Mixed lineage acute leukemias

In recent years, newer lab tests have shown that a small number of acute leukemias actually have both lymphocytic and myeloid features. Sometimes the leukemia cells have both myeloid and lymphocytic traits in the same cells. In other cases, a patient may have some leukemia cells with myeloid features and others with lymphocytic features. These types of leukemias may be called mixed lineage leukemia, ALL with myeloid markers (My+ ALL), AML with lymphoid markers, or biphenotypic acute leukemia (BAL).

Most studies suggest these leukemias tend to have a poorer outlook than standard subtypes of ALL or AML. Not all doctors agree on the best way to treat these leukemias. Intensive treatment (such as a stem cell transplant) is often used when possible, as there is a high risk of recurrence after treatment.

Prognostic factors

As leukemia treatment has improved over the years, research has focused on why some patients have a better chance for cure than others. Differences among patients that affect response to treatment are called prognostic factors. They help doctors decide if people with a certain type of leukemia should get more or less treatment.

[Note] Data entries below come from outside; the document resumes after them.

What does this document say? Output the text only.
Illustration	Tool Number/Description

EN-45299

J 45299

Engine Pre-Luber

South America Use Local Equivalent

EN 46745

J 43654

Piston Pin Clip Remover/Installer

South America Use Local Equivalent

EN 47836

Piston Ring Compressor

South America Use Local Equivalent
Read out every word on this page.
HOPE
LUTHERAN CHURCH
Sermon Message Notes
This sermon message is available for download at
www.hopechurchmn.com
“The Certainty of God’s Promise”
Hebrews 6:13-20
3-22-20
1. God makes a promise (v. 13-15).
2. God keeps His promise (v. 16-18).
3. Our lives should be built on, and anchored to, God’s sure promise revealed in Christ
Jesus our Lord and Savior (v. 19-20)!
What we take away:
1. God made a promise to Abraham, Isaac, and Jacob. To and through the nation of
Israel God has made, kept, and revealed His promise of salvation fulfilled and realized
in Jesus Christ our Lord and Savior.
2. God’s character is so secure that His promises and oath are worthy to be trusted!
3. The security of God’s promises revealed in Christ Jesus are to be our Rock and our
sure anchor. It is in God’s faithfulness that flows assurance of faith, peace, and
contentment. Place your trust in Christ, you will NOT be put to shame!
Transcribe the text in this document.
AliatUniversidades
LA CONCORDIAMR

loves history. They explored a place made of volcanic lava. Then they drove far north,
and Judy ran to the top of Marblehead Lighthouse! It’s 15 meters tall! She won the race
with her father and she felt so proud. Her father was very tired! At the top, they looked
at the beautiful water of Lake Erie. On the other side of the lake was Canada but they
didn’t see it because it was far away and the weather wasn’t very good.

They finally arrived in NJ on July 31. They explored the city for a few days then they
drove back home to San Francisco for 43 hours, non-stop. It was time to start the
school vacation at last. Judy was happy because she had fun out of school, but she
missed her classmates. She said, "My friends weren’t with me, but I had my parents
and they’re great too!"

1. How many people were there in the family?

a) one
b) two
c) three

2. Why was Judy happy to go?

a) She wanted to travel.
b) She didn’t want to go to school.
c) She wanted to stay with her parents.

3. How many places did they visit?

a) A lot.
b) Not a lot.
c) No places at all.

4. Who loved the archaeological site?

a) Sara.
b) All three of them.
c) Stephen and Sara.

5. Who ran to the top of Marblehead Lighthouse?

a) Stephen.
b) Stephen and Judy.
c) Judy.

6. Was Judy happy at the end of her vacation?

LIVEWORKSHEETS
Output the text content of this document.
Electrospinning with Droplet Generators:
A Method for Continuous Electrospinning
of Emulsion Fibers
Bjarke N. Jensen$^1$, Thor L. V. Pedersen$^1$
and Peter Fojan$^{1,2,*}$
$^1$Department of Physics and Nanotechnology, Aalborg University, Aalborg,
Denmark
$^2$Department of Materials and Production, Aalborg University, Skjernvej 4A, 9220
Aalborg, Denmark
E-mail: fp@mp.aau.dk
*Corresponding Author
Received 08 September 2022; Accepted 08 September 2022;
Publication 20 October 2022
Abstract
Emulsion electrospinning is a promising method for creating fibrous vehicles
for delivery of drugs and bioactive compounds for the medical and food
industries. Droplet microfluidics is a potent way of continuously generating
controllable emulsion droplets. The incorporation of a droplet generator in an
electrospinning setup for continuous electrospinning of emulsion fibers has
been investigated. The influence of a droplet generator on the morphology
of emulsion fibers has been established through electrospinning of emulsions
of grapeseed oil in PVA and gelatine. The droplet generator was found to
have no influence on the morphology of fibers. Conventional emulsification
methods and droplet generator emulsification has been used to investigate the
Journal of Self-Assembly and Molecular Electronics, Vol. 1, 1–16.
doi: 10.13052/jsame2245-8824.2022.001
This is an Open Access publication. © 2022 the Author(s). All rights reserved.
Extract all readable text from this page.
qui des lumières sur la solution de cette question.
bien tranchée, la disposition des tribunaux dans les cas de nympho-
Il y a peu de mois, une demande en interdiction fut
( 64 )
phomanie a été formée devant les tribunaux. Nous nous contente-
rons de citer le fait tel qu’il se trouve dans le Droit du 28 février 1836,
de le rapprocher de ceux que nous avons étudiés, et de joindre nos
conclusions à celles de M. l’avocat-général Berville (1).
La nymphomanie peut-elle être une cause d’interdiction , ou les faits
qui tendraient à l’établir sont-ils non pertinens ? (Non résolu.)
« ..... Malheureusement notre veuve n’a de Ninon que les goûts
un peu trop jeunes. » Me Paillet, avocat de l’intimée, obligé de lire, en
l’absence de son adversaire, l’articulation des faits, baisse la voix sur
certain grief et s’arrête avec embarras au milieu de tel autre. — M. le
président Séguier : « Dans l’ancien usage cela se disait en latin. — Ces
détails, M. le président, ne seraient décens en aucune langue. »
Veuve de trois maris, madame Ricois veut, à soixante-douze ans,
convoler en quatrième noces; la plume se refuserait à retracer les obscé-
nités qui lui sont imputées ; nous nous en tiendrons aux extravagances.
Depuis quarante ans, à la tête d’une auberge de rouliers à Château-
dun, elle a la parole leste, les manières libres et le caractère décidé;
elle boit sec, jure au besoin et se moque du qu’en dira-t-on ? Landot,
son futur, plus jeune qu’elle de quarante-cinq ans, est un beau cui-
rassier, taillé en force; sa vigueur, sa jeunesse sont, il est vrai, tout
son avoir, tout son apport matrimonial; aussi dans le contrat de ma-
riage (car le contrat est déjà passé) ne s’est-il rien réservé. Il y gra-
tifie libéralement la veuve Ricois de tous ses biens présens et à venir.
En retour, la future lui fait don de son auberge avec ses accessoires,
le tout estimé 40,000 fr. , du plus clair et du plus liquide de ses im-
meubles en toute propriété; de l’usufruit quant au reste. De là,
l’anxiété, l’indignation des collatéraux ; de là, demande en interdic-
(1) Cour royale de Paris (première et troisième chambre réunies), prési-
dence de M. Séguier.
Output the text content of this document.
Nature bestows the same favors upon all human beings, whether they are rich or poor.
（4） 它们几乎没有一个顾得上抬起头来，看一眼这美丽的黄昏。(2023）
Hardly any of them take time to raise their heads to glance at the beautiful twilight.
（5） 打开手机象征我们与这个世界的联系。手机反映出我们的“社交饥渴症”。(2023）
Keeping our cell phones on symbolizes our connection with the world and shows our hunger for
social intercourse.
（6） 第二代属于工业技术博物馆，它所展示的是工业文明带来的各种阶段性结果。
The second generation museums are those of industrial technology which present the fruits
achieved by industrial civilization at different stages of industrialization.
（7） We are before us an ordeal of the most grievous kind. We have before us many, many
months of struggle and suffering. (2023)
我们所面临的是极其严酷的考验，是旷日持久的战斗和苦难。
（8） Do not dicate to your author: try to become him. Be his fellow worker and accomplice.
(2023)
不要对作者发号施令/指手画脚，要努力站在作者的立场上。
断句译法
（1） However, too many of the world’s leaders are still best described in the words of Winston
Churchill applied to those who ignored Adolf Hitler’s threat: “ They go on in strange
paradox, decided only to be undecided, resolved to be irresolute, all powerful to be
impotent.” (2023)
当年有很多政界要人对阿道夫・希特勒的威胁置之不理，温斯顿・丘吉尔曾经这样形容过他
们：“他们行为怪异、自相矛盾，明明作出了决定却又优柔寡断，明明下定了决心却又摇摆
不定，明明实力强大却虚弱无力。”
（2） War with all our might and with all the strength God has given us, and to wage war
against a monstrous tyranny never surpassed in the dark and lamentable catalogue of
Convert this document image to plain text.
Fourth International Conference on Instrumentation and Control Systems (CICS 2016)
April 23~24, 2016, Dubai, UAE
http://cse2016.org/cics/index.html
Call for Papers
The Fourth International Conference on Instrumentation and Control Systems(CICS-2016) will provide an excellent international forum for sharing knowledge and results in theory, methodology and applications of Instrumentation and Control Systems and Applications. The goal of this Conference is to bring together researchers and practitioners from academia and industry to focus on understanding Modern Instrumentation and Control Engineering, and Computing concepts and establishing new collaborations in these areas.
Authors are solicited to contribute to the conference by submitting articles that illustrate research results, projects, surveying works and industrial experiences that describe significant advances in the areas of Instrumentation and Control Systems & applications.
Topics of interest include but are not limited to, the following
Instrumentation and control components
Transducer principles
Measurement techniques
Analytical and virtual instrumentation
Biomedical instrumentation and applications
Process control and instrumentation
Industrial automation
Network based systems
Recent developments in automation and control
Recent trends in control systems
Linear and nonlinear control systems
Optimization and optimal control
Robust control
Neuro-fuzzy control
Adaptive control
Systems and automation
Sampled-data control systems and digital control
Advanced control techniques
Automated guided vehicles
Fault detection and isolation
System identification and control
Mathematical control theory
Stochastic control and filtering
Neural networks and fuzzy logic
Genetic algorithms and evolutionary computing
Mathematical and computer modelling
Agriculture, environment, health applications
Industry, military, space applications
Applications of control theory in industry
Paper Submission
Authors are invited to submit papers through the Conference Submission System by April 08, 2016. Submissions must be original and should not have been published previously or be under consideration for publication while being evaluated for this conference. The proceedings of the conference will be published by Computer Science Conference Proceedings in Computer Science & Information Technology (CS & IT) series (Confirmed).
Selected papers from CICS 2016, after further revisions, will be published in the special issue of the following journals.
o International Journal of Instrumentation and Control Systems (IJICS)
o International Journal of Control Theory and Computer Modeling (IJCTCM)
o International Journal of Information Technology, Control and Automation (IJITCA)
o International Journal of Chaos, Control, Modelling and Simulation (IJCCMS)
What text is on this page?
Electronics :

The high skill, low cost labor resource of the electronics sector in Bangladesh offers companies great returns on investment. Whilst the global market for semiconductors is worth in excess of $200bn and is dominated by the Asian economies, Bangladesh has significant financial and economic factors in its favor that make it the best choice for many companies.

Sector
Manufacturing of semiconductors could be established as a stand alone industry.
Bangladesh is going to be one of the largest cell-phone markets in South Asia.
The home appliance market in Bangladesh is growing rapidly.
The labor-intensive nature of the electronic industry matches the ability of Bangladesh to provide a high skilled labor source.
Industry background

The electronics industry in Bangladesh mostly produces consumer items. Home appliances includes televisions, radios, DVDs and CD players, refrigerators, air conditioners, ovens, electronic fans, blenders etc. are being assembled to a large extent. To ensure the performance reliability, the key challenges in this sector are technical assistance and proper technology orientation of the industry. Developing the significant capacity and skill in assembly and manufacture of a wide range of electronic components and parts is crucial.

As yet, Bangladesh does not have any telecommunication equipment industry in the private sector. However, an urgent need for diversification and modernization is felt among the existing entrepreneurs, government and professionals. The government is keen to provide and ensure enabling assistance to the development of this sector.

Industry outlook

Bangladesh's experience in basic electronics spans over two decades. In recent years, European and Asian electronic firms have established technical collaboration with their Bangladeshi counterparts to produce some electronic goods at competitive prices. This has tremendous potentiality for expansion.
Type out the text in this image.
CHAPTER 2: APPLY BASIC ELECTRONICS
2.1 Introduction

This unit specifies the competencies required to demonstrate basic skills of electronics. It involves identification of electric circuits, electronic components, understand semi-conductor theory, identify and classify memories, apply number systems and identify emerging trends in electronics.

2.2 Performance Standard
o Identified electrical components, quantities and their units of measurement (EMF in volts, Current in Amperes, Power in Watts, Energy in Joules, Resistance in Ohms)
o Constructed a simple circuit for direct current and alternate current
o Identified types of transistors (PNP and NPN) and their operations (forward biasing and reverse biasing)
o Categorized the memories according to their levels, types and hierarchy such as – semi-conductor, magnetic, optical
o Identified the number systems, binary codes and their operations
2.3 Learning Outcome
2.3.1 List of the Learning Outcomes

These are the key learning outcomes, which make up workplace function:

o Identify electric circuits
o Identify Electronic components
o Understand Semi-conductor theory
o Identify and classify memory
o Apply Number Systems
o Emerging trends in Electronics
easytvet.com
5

• Age: Younger patients tend to have a better prognosis than older patients. There is no set cutoff for this, but generally those younger than 50 do better than those in their 50s, while people in their 50s do better than those in their 60s or older.
• Initial white blood cell count: People with a lower WBC count (less than 30,000 for B-cell ALL and less than 100,000 for T-cell ALL) at the time of diagnosis tend to have a better prognosis.
• ALL subtype: In general, T-cell ALL has a better prognosis, while mature B-cell ALL (Burkitt leukemia) has a poorer prognosis. Other subtypes of B-cell ALL fall somewhere in between. It's important to note that this doesn't apply to all cases. For instance, some subtypes of T-cell ALL have a better outlook than others.
• Chromosome abnormalities: The presence of Philadelphia chromosome (a translocation between chromosomes 9 and 22) predicts a poorer prognosis. The same is true of a translocation between chromosomes 4 and 11. An extra chromosome 8 or a missing chromosome 7 also predicts a poorer outlook.
• Response to chemotherapy: Patients who achieve a complete remission (no evidence of leukemia remaining) within 4 to 5 weeks of starting treatment tend to have a better prognosis than those in whom this takes longer. Patients who don't achieve a complete remission at all have a poorer outlook. The prognostic value of minimal residual disease (described below) is still being studied.

Status of acute lymphocytic leukemia after treatment

How well leukemia responds to treatment has an effect on the patient's long-term chance for recovery.

A remission (complete remission) is usually defined as having no evidence of leukemia after treatment. This means the bone marrow contains fewer than 5% blast cells, the blood cell counts are within normal limits, and there are no signs or symptoms of the disease. A molecular complete remission means there is no evidence of leukemia cells in the bone marrow, even when using very sensitive lab tests, such as PCR. Even when leukemia is in remission, this does not always mean that it has been cured.

Minimal residual disease (MRD) is a term used after treatment when leukemia cells can't be found in the bone marrow using standard lab tests (such as looking at cells under a microscope), but they can still be detected with more sensitive tests (such as flow cytometry or PCR). Patients with MRD after treatment are more likely to have their leukemia relapse (come back after treatment) and overall have a poorer outlook than those who achieve a complete remission. Doctors are looking to see if these patients may benefit from further or more intensive treatment.

Active disease means that either there is evidence that the leukemia is still present during treatment or that the disease has relapsed (come back) after treatment. For a patient to be in relapse, more than 5% of the bone marrow must be made up of blast cells.